Denominada "Devolutos", a aplicação permite identificar casas e prédios devolutos "e adicioná-los a um mapa", com o objetivo de "construir um retrato o mais fiel possível da vergonha nacional de ter centros urbanos degradados e sem pessoas a viver neles, enquanto se apela a mais construção", disse à agência Lusa Nelson Vassalo, membro do grupo de activistas.

Para este grupo - que inclui designers e programadores - que criou a aplicação, Portugal tem "um parque habitacional subaproveitado ou abandonado", situação que o novo recurso pretende denunciar, numa primeira fase em Lisboa e, posteriormente, no resto do país.

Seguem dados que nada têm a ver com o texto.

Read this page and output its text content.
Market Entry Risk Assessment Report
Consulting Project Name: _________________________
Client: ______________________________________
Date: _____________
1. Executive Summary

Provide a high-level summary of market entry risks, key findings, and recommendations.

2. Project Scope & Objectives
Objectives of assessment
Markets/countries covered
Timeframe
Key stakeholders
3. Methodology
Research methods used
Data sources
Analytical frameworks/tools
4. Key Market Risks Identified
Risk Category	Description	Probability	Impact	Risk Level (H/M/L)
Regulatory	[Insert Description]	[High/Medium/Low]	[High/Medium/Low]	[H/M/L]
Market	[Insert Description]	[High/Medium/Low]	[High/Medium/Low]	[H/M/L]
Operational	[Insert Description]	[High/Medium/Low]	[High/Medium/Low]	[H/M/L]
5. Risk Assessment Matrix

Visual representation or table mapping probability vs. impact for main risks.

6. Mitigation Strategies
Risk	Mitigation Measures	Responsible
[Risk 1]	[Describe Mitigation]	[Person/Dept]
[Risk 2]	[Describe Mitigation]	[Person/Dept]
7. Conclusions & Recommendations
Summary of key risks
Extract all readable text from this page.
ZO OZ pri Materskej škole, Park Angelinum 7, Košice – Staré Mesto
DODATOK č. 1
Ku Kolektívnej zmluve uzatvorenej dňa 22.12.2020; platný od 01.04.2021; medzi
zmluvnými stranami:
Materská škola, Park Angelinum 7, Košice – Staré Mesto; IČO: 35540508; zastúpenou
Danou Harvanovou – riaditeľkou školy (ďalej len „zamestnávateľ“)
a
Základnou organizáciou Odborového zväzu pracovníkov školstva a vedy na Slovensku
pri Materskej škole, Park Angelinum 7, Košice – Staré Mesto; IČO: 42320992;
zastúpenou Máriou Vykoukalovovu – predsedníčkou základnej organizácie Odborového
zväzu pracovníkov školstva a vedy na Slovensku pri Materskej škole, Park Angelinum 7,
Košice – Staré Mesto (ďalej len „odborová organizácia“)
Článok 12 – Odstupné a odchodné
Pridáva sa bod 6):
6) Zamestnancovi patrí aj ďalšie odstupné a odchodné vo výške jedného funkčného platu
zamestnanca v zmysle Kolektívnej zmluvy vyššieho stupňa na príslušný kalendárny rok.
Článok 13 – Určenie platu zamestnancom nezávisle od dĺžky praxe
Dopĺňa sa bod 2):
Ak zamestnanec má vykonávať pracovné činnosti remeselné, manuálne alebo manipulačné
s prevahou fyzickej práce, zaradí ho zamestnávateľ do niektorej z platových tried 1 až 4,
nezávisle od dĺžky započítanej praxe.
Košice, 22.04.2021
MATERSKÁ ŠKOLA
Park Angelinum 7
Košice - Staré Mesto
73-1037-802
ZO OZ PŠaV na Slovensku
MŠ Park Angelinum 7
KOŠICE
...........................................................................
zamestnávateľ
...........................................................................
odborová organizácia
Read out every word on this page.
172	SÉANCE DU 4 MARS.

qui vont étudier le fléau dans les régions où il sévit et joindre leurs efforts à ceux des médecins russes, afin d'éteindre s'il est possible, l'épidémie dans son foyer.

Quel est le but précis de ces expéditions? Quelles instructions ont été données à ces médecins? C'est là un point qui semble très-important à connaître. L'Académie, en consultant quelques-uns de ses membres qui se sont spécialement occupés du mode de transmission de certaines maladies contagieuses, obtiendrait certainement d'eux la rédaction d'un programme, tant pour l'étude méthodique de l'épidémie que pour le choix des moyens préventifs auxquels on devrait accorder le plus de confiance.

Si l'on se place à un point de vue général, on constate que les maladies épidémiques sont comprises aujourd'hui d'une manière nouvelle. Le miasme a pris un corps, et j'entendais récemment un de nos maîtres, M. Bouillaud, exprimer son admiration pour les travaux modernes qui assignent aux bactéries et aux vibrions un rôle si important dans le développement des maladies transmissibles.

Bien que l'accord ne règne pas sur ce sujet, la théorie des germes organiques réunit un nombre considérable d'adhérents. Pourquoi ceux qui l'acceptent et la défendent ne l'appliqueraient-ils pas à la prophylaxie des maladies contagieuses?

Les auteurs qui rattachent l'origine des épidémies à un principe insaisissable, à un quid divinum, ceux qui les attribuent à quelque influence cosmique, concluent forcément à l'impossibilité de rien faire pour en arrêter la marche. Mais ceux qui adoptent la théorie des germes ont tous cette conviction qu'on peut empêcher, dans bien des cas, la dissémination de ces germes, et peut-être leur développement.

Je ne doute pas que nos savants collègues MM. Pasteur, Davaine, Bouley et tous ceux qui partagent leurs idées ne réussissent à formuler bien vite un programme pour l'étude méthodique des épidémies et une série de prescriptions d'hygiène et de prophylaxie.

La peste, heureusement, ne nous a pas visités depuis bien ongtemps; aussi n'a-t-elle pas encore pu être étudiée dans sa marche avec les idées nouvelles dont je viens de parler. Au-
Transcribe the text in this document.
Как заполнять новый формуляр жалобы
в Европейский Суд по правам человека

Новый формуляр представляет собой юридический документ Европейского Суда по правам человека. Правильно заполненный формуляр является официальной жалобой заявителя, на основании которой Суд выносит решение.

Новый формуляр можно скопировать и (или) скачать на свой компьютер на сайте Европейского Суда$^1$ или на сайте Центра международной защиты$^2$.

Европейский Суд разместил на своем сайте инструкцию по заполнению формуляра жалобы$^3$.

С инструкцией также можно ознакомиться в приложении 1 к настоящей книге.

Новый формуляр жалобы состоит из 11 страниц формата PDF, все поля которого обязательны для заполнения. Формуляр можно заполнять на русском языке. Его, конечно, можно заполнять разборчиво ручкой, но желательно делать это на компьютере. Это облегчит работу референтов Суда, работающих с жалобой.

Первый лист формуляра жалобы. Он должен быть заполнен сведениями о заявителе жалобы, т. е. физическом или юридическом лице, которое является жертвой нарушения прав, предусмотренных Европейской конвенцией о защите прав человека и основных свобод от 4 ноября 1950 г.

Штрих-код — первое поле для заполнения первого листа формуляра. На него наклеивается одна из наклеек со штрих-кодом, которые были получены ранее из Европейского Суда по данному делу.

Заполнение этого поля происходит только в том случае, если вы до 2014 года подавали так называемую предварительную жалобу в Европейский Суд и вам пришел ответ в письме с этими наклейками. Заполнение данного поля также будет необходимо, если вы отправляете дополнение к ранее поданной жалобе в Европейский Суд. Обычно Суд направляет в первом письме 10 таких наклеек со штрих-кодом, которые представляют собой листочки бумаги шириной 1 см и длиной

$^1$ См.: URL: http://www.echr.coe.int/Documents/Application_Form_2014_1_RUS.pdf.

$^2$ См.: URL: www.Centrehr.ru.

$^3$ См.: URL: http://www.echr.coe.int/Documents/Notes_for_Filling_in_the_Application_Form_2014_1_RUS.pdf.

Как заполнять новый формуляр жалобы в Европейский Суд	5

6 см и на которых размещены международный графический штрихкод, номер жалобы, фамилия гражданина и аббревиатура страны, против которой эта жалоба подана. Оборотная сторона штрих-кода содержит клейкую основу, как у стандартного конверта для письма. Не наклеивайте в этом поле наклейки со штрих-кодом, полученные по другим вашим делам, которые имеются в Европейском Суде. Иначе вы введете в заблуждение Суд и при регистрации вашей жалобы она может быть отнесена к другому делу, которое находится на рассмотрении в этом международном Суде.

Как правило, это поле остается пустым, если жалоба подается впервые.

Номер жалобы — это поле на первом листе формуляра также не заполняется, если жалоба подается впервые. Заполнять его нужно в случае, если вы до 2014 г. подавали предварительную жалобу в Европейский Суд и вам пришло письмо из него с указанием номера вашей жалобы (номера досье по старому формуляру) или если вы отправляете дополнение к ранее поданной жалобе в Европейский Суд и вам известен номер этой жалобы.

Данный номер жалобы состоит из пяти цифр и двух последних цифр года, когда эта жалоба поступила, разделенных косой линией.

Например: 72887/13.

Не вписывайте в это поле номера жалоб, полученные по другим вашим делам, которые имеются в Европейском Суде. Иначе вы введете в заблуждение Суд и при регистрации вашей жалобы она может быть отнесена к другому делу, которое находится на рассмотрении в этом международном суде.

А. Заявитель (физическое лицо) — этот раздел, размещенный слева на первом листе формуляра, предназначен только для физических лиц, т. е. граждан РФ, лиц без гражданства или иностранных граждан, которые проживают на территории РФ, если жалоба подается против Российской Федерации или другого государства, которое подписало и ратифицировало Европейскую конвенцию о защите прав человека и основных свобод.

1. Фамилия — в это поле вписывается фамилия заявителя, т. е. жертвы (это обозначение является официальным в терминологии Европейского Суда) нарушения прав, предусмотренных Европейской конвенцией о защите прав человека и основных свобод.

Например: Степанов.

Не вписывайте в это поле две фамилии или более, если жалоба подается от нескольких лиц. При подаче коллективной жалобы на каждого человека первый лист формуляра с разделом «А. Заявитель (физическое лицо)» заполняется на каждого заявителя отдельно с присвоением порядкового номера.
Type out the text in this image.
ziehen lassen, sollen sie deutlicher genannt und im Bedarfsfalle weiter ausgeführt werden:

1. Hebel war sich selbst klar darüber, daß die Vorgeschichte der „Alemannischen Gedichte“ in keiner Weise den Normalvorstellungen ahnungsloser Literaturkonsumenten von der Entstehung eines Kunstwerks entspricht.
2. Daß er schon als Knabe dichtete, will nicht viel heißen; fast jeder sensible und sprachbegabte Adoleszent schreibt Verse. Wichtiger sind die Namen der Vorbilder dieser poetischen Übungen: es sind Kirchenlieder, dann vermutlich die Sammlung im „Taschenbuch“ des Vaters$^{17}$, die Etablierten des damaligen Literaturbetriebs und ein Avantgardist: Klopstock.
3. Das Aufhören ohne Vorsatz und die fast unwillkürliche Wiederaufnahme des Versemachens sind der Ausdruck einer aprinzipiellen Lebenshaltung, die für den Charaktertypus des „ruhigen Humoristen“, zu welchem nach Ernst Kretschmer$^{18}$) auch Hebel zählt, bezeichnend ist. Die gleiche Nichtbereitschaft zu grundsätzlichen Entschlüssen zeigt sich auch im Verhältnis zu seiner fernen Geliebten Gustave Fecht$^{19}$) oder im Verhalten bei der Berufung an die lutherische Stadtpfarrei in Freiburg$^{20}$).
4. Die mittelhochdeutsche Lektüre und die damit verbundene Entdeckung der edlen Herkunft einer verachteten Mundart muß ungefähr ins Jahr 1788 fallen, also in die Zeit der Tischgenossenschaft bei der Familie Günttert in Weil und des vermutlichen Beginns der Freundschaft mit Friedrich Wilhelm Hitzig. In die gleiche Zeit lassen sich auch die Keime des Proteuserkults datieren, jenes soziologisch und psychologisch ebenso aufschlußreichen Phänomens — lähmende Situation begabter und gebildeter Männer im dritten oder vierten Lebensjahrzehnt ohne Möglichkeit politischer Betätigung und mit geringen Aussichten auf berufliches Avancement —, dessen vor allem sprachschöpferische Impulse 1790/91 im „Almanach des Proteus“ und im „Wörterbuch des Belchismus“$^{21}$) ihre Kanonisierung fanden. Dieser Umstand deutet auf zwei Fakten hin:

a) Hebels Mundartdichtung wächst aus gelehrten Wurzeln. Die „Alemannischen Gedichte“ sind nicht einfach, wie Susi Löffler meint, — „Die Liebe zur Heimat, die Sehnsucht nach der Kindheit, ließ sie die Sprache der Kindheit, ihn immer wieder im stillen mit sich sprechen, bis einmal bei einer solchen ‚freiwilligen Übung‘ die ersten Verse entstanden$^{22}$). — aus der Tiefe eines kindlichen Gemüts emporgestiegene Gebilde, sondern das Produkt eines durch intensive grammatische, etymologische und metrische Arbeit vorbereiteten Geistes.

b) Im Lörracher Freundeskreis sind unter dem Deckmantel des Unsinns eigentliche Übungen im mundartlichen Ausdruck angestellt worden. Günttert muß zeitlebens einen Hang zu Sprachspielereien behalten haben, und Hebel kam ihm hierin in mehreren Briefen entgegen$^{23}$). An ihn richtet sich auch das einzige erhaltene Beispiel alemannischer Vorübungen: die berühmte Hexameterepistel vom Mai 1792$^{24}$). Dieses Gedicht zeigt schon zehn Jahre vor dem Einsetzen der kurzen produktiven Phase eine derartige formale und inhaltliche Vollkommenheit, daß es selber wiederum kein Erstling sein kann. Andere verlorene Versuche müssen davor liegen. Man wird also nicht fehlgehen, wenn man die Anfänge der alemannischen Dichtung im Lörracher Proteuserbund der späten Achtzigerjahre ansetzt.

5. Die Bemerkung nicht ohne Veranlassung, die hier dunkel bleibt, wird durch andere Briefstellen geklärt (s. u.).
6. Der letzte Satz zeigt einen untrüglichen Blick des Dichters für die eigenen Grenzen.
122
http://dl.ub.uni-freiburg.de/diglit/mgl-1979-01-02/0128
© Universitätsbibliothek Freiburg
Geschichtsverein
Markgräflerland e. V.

Segundo Nelson Vassalo, o censo aponta para "cerca de 48 mil casas vazias só em Lisboa". O objetivo é "tornar todas estas casas visíveis na app" e contribuir para a resolução da crise habitacional, uma vez que "as cidades são capazes de absorver as necessidades habitacionais da população".

A aplicação Devolutos, que pretende "pressionar a recuperação de imóveis abandonados", está acessível a qualquer pessoa que "consiga fotografar um imóvel devoluto e associá-lo à sua localização geográfica". A aplicação está disponível gratuitamente para dispositivos Android e iOS e em versão web, no site www.devolutos.com.

"Ilegal"

O que parece simples para o grupo, para a Associação Nacional de Proprietários de Imóveis, a aplicação é "ilegal", uma vez que "ninguém pode fotografar (...), publicitar ou divulgar" propriedades privadas "sem o consentimento do proprietário", disse à Lusa o seu presidente, António Frias Marques.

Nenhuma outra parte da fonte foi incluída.